Prescott Circus showcase pathways pyramid. Photo courtesy of Prescott Circus.

By Post Staff

The Prescott Circus, Oakland’s longest-running youth circus, is returning this summer with its free shows. Join the Prescott Circus’s young stars as they share their joys and talents through stilt-dancing, tumbling, juggling, and more.

At the heart of this one-hour show, which demonstrates teamwork, pride, and joy, are Oakland Unified School District students ages 8 – 17 from more than 10 different schools

Now in its 41st year, the Prescott Circus Theatre is a nationally recognized performing arts education program for Oakland youth. The circus offers safe environments that challenge Oakland youth, through circus arts training, to develop the skills and confidence to thrive on stage, in school, and in life.

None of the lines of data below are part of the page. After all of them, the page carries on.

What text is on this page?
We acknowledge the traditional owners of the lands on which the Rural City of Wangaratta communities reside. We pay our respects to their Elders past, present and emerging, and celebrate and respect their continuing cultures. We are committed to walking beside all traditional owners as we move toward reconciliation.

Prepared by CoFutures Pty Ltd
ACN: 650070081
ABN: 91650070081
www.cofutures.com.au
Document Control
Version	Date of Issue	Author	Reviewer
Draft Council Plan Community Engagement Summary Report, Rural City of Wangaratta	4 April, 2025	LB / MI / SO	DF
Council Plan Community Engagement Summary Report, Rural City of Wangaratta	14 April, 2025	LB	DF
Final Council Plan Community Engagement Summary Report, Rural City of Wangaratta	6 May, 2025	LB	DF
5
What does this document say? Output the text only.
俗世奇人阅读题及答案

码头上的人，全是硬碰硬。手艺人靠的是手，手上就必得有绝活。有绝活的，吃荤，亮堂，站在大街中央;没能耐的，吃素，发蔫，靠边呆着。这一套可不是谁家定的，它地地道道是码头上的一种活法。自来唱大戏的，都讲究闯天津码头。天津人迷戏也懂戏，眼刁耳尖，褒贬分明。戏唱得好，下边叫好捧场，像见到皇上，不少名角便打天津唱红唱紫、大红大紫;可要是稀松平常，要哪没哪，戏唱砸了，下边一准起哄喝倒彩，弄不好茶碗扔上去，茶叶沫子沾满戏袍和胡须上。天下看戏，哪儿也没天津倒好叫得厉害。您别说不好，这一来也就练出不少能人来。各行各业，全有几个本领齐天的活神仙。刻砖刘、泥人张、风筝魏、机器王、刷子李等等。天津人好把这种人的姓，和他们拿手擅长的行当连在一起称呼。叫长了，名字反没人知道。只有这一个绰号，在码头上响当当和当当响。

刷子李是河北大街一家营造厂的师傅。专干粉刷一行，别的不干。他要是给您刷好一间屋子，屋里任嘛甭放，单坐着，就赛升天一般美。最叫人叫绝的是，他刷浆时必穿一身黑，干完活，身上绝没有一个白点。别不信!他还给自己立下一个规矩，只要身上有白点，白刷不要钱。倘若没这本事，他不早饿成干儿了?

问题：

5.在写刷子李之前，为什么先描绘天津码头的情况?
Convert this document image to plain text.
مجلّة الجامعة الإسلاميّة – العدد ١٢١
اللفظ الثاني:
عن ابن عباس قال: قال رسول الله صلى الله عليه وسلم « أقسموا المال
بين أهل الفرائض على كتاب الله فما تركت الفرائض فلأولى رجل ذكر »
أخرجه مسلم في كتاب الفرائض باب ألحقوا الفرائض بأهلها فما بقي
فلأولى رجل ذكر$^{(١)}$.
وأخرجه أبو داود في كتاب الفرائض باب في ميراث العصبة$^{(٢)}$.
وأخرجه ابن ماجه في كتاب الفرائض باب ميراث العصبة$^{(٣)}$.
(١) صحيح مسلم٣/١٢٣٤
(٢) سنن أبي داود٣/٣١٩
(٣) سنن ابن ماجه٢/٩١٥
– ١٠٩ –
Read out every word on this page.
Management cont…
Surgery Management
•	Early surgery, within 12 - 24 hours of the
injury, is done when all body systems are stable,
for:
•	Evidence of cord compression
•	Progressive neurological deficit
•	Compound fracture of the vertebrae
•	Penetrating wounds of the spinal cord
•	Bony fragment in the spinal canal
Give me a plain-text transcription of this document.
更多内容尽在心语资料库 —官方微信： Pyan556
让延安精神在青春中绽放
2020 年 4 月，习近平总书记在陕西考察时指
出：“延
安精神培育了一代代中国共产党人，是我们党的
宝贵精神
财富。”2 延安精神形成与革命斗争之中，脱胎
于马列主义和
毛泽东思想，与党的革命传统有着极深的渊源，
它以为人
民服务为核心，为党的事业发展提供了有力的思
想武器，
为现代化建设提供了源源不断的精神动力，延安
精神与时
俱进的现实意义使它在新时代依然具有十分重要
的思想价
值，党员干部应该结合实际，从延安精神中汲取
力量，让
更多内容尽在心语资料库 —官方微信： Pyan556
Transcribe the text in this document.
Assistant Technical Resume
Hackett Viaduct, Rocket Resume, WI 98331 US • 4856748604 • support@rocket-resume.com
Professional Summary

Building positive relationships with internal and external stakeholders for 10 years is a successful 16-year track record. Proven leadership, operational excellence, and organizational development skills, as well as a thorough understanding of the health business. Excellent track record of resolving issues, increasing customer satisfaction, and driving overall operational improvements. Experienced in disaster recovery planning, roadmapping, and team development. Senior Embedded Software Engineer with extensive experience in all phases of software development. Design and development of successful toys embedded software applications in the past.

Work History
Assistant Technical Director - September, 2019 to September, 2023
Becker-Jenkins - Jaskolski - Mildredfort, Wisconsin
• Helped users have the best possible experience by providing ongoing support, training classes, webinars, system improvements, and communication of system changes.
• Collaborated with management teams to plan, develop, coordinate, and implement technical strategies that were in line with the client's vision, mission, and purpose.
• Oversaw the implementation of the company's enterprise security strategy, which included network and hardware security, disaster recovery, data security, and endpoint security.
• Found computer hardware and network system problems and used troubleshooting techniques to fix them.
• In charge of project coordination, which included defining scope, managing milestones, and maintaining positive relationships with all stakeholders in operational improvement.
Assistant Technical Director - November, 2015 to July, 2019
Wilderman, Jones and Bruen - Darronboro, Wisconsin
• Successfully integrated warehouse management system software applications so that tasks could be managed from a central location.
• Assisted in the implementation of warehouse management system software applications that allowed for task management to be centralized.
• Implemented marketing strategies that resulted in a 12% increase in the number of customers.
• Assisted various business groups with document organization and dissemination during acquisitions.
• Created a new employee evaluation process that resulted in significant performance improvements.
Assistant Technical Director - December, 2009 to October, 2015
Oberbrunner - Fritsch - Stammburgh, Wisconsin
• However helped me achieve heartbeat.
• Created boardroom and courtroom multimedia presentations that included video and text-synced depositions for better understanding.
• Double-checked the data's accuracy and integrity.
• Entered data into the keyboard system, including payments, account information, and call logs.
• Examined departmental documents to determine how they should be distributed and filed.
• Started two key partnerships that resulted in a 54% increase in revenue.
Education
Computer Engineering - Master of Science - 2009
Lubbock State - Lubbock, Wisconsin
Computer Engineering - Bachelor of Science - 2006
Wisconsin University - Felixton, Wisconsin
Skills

This is accomplished through no-cost school and community programs for more than 300 Oakland youth each year. Performing company members from Prescott, where the program began, perform and make appearances at as many as 40 Bay Area events each year.

The summer program is funded in part by Oakland Fund for Children and Youth, California Arts Council, Port of Oakland, and the West Davis & Bergard Foundation.

Performances will be held Tuesday, July 14, 11 a.m. and 1:30 p.m. (ASL interpreted) and Wednesday, July 15, 11 a.m., at the Malonga Casquelourd Center for the Arts, 1428 Alice St., Oakland. For free reservations go to

https://PrescottCircusSummerShows.eventbrite.com

For group reservations for camps, childcare centers, senior centers, go to www.prescottcircus.org

A community show will be held Saturday, July 18, 2 p.m. to 3 p.m., at DeFremery Park,1651 Adeline St., Oakland.